Pemerintah Kota Magelang resmi menginisiasi konsep hospital tourism sebagai langkah strategis untuk mengintegrasikan sektor pelayanan kesehatan dengan industri pariwisata lokal. Program inovatif ini diharapkan mampu menarik minat masyarakat luar daerah untuk berobat sekaligus berwisata di Kota Magelang.

Wali Kota Magelang, Damar Prasetyono, memaparkan gagasan tersebut dalam sosialisasi program unggulan bersama jajaran Dewan Pengawas dan staf RSUD Tidar di Gedung Adipura Setda Kota Magelang. Ia menekankan pentingnya optimalisasi fasilitas kesehatan daerah agar memiliki daya tarik dan daya saing yang lebih luas.

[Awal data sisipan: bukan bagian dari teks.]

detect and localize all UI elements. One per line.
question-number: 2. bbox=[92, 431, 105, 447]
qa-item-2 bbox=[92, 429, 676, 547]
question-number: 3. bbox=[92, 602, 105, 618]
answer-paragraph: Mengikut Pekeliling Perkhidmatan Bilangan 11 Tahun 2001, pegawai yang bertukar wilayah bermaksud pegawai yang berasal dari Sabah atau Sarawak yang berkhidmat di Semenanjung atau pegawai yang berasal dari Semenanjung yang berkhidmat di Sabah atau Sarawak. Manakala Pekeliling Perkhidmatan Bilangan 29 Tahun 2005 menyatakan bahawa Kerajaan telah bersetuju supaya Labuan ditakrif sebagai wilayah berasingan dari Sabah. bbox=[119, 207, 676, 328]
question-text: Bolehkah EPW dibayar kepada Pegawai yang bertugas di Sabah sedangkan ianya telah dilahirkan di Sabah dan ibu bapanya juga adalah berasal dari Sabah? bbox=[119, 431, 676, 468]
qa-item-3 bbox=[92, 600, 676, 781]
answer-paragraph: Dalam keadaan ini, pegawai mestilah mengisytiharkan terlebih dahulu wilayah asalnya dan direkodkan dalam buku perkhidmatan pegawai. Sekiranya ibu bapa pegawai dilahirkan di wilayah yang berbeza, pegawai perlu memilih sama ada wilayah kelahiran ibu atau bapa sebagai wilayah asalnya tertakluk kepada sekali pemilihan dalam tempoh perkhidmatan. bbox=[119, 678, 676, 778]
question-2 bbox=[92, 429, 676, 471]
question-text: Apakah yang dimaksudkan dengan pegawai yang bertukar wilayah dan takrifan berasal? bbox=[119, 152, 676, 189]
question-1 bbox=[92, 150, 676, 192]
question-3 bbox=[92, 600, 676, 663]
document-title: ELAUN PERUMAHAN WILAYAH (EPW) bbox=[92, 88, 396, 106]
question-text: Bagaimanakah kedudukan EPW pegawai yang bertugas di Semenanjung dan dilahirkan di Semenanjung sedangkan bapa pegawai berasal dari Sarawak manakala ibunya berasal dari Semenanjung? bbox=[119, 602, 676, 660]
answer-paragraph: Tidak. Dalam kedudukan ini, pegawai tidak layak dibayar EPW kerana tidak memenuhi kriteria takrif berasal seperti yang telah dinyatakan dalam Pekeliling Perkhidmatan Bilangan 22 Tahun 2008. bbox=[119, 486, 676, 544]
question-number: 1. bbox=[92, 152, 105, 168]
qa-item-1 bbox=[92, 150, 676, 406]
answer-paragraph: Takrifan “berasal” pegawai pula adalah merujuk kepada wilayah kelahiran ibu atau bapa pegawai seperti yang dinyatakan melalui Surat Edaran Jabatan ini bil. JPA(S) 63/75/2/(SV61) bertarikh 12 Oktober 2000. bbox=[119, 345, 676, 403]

Menurut Damar, kehadiran pasien dari luar kota tidak hanya akan meningkatkan pendapatan rumah sakit, melainkan juga menghidupkan ekosistem ekonomi penunjang lainnya. Sektor-sektor seperti perhotelan, kuliner, transportasi, hingga pelaku UMKM lokal diproyeksikan akan ikut merasakan dampak positif dari perputaran ekonomi ini.

Kendati demikian, Damar mengingatkan bahwa keberhasilan program ini sangat bergantung pada kesiapan internal rumah sakit. Ia meminta adanya peningkatan kualitas sumber daya manusia (SDM), standardisasi prosedur operasional (SOP), serta pemenuhan sarana dan prasarana yang memadai sebelum promosi luar daerah digencarkan.

Senada dengan hal itu, Wakil Wali Kota Magelang, dr. Sri Harso, menekankan bahwa fondasi utama dari konsep hospital tourism adalah mutu pelayanan. Kepercayaan dan kenyamanan pasien harus menjadi prioritas utama melalui peningkatan kompetensi tenaga medis dan kolaborasi yang solid antar-lini pelayanan di RSUD Tidar.